Çünkü Spinoza her inancın, doğru olduğu kanıtlanıncaya kadar yanlış sayılması gerektiği konusunda ısrarlı olan ve zihni tümüyle ayrı bir alan olarak gördüğü için kendi kişisel deneyimine veya bilinç içeriklerine aşkın, kendi zihin hallerinden bağımsız bir dünyayı nasıl bilebildiğini açıklama, kendi bilincinin dışına çıkamama güçlüğüyle karşı karşıya kalan Descartes’ın birinci şahsın bakış açısında ısrarlı olduğu, Tanrıya ancak dış dünyaya ilişkin bilgisini temellendirmek için gittiği yerde, işe Tanrı bilgisiyle başlamıştı. Onda, kuşkuya yer kalmamasının nedeni buydu.
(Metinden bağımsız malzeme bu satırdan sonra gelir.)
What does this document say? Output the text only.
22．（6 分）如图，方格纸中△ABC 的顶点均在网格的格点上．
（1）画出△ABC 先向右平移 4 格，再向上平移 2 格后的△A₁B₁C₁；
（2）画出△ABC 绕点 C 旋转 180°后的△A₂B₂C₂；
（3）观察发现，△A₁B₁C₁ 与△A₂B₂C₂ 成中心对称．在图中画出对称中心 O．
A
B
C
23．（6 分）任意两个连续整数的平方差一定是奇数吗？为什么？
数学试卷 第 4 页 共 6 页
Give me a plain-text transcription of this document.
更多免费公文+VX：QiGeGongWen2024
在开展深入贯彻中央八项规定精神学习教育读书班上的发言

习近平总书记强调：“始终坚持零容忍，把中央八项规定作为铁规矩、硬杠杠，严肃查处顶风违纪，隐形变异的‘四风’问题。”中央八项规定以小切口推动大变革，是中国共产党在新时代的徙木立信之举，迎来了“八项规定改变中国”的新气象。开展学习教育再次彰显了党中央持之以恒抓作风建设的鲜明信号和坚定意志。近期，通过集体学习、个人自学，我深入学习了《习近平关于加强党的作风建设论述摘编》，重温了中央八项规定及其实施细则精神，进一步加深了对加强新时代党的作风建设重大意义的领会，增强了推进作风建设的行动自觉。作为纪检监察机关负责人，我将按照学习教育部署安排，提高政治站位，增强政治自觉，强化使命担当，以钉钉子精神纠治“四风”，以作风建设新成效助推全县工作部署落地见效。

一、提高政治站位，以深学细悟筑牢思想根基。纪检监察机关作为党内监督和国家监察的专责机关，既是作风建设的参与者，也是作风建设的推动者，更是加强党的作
Descartes’ın zihinden yola çıktığı yerde, kendisinin Tanrıdan hareket ettiğini söyleyen, doğada nedenlerin nedenlerine doğru gidildiği takdirde, kendi kendisinin nedeni olana ulaşılacağını, bu varlığın her şeyin başlangıcı olduğunu ve bilginin de buradan başlaması gerektiğini öne süren Spinoza ’ya göre, bütün bilgilerimiz Tanrı bilgisinden türemektedir. Tanrı bilgisi her türlü kuşkudan uzak olup, kuşkunun her türünü uzaklaştırır, zira bu bilgi kesin ve güvenilir bir bilgi olmasına ek olarak, başka her şeyle ilgili kesin ve güvenilir bilgileri sağlayacağımız temel dayanak da olmak durumundadır.
Spinoza ’nın yönteminde analizin hiç gündeme gelmemesinin nedeni ise, rasyonalist bir bakış açısıyla, gerçekliği birlikli ve rasyonel bir biçimde düzenlenmiş, bütünlüğü olan bir sistem olarak gören, her olay ve nesnenin bu bütünde zorunlu birtakım bağıntılar içinde olduğunu öne süren filozofta bilgi düzeninin söz konusu varlık düzenini yansıtmasıdır. Bu nedenle, onda analiz yerine, doğa düzenini Tanrıdan hareketle kurmak, tek tözün zorunlu sonuçlarını ortaya koymak, yani sentez söz konusu olur. Buna göre yapılacak şey, evreni, temel tanımlardan yola çıkarak, bütün zorunlu bağıntılarıyla bilgi düzeninde yeniden inşa etmektir.
Tanımlar
Spinoza ’nın yönteminin veya söz konusu geometrik yöntemin serimlemeyi amaçladığı felsefi sistemin temelinde tanımlar bulunur. Bu tanımlar, onun metafiziğinin veya gerçekten var olanın ne olduğuyla ilgili görüşünün temel unsurlarını ortaya koyar; bilgi teorisiyle psikolojisinin temel öğelerini açıklar ve varlığın en temel öğelerinin birbirleriyle nasıl bir ilişki içinde olduğunu gözler önüne serer.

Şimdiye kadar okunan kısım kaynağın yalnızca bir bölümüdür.